Kierowcy z sentymentem wspominają czasy, gdy ulicą Noniewicza można było przejechać nie stojąc w długim korku. Sytuacja poprawić się ma wraz z przebudową skrzyżowania tej drogi z ulicą Dwernickiego. Do lipca zbudowane mają zostać tam prawoskręty.
- Jednokierunkowa Noniewicza wcale nie jest taka uciążliwa. Gorzej z ruchem ulicznym kierującym się na północ miasta - mówi taksówkarz z granatowego audi. Narzeka, że w godzinach szczytu korkuje się tam cała droga. Korek sięga często skrzyżowania z Waryńskiego. Szczególnie w okresie świąt sytuacja na tym odcinku staje się wyjątkowo nerwowa. Na końcu tej ulicy znajduje się centrum handlowe, a po nieudanej rewitalizacji Kościuszki, przeniosły się tam też sklepy i instytucje.

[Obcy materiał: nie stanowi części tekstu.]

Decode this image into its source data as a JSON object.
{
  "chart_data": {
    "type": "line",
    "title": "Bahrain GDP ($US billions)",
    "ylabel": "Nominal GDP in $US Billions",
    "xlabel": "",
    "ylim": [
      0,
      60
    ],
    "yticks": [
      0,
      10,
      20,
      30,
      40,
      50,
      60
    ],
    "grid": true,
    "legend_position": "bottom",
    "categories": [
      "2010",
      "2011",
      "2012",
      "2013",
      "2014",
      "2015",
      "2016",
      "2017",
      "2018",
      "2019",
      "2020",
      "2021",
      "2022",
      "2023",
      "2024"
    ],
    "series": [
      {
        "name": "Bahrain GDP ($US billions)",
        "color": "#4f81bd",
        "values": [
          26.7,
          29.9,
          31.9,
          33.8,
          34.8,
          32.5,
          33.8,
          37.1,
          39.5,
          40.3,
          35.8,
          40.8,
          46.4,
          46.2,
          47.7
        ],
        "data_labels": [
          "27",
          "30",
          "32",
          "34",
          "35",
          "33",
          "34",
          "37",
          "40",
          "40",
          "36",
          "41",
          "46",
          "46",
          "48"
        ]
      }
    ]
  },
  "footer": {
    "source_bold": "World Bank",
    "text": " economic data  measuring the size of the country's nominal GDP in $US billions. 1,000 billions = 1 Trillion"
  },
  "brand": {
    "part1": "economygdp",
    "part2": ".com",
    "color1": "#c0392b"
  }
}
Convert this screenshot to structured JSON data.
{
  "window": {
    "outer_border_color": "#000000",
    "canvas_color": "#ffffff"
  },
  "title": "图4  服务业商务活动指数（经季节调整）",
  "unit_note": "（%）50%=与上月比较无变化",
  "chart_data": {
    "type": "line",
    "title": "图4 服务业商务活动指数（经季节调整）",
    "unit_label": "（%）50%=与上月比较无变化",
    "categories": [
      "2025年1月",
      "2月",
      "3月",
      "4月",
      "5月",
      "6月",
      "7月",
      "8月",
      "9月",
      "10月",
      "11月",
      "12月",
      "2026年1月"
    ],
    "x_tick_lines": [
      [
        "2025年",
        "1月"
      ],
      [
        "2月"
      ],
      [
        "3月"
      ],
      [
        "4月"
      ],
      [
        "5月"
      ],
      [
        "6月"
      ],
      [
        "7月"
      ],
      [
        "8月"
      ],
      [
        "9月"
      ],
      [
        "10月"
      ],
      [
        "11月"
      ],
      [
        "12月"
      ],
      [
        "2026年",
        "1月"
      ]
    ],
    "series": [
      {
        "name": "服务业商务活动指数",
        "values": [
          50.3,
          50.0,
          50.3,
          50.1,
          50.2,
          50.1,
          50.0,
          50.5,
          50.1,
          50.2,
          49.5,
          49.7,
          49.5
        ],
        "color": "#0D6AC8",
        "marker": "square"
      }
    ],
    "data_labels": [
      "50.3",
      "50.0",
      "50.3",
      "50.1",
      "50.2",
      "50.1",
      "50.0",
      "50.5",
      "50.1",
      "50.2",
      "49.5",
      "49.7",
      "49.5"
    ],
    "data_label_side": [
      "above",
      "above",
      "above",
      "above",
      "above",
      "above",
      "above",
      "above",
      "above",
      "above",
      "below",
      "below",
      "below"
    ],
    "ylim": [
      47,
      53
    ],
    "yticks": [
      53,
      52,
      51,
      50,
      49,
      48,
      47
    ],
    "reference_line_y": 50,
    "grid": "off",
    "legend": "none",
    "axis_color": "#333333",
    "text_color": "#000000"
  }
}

Rozwiązaniem tej sytuacji ma być rozbudowa skrzyżowania Noniewicza z Dwernickiego. Już w tym roku pojawią się tam prawoskręty. Zbudowane mają one zostać na wlotach ulic: zachodnim Dwernickiego i południowym Noniewicza. Ponadto zmodernizowana zostanie sygnalizacja świetlna, tak aby pasowała do rozbudowanego skrzyżowania.
Takie plany ratuszowych drogowców kierowcy witaj jednak z lekką obawą. - Rozgrzebią skrzyżowanie przy Plazie? Ale przecież w przyszłym roku będą przebudowywać też krzyżówkę Dwernickiego z Kościuszki. Dojazd do centrum będzie tylko zakorkowaną Utratą i Bulwarową. To będzie drogowa masakra - wieszczy Paweł z białego golfa. Cieszy jednoczenie, że mieszka w południowej części miasta.

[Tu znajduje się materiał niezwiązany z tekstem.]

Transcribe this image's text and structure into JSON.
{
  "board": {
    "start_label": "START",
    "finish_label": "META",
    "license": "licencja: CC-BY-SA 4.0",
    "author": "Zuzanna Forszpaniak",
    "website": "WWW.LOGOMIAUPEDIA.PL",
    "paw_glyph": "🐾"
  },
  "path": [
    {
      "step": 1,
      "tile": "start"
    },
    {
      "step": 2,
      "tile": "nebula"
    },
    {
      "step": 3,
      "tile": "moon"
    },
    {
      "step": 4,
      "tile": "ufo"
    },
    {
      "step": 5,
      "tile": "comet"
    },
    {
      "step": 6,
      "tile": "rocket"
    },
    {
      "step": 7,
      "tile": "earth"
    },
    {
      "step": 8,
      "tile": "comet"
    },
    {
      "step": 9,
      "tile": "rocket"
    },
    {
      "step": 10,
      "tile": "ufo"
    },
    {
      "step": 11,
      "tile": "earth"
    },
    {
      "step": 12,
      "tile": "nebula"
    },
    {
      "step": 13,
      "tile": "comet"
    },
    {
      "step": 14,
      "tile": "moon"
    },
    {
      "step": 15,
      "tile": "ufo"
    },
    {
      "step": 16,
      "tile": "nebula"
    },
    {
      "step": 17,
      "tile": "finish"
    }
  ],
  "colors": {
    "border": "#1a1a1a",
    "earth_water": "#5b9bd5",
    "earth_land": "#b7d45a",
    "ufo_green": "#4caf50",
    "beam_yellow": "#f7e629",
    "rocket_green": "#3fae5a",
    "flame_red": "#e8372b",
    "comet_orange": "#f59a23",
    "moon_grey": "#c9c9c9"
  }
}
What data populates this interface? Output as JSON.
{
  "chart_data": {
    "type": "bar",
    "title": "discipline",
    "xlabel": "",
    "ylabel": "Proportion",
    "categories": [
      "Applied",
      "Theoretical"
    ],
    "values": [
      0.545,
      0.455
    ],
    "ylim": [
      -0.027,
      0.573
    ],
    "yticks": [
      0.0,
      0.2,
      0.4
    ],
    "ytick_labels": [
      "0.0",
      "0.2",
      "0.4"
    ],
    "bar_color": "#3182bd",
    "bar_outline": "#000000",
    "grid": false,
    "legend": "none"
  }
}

Kiedy budowlańcy wejdą na skrzyżowanie na Kościuszki jeszcze nie wiadomo. Wiemy za to, że ruch będzie tam ograniczony już od Domu Nauczyciela. Drogowcy chcą więc, aby jak najszybciej zakończone zostały prace przy ulicy Noniewicza. - Prezydent chciałby, aby prawoskręty na tym skrzyżowaniu wykonane zostały do dnia rozpoczęcia Suwałki Blues Festiwalu - wyjaśnia Tomasz Łazarski, dyrektor suwalskiego Zarządu Dróg i Zieleni.